NEW YORK (CNN/Money) – That Whopper or Big Mac may be costing you more than you think ... if you charge it.
In the first three months of this year, Americans charged $6.6 billion to pay for their burgers, fries and other fast food, according to CardWeb.com.
For the full year, CardWeb.com projects that consumers will charge more than $30 billion on fast food, or about 21 percent of annual sales at fast-service restaurants.
If you charge your value meal to a credit card on which you're carrying a balance, it may turn out to be a very expensive bargain, since the costs of not paying off at least some of your balance on time are increasing.
One of those costs come in the form of fees. Many issuers have been lowering the ceiling on balances for which the highest late fees and over-the-limit fees apply, according to CardWeb.com. For example, MBNA, the third largest issuer, will now charge a $39 late fee if your balance is over $250. In 2004, it only charged that amount on balances over $1,000.
Penalty rates also have been trending up. Consumer Action, a consumer advocacy group based in San Francisco, found penalty rates in the past year to be as high as 35 percent. It was just over a year ago that issuers' penalty rates were breaking through the 30-percent ceiling.
What's more, the instances in which those penalty rates apply remain broad. They may apply if you make a late payment, miss a payment entirely, or go over your credit limit.
They may even apply if your issuer has what's called a "universal default policy," which has become increasingly common.
Under such a policy, even if you have a perfect payment history with your credit card company, you could be hit with a sky-high penalty rate if your credit score goes down because of a chink in your payment history with another creditor.
The hit to your pocketbook won't be negligible. If you're carrying a $10,000 balance, a hike of 14 percentage points (say, from a 16 percent standard APR to a 30 percent variable default rate) would cost you over $1,000 a year extra in minimum payments alone.
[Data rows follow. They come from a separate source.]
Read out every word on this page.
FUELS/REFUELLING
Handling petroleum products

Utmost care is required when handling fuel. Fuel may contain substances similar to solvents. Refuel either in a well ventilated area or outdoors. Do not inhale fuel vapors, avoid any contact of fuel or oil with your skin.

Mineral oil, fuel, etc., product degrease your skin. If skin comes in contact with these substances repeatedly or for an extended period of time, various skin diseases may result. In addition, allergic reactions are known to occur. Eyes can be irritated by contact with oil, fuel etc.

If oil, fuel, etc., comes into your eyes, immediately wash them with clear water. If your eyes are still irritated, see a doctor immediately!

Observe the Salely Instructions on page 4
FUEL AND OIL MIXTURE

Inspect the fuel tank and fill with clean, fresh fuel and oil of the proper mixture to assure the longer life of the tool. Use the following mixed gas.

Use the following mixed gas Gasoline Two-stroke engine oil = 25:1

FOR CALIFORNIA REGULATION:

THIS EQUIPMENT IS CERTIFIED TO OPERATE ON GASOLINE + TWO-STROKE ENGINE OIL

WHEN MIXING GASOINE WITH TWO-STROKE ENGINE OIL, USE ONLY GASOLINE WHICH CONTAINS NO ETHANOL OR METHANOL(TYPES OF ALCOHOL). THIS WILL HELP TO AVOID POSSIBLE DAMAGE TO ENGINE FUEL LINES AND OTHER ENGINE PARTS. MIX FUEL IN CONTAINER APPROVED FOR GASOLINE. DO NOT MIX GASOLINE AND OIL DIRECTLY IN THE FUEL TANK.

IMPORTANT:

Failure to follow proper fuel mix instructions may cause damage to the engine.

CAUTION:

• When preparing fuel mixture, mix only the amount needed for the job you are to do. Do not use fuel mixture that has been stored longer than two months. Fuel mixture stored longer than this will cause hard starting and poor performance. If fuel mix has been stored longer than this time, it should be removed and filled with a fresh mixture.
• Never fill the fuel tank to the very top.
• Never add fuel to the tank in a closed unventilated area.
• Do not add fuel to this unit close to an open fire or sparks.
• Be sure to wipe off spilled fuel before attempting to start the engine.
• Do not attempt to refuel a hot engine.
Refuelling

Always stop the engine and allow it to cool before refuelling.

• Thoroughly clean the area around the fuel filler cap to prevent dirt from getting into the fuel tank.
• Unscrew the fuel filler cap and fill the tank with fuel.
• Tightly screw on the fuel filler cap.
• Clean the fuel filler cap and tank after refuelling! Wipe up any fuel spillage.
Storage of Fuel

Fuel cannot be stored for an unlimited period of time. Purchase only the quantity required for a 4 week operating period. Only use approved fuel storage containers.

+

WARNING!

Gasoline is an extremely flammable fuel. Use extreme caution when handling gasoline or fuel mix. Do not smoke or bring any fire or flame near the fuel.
That's why you should pay at least the minimum owed on time every month for all of your credit accounts and loans.
Want to be a freeloader? Better be quick
Credit card users who wish to pay off their balance in full and on time may have less time to do so. Grace periods – the number of days you have to pay off all new purchases without their being subject to interest -- have been getting shorter.
According to CardWeb.com, MBNA will now end its grace period by the payment due date, instead of the end of the billing cycle, which is usually a few days later.
Keep in mind, too, that some cards' grace periods will only exempt new purchases from interest if you are not carrying a balance on your purchases from prior months. So even if you have every intention of paying what you owe in full next month, everything you charge until then – including those fries – may be subject to interest.
Granted, not everyone can be a freeloader – in credit card parlance, that's short for cardholders who pay their balances in full and on time every month. And the card issuers would rather you not be, since customers who carry balances tend to be more profitable to them than those who don't.
According to an article in American Banker this month, card issuers took in $136.3 billion in revenue last year. Of that, 37 percent came from fees and the rest from interest. What's more, the fee income in 2004 rose 2.5 times faster than interest income.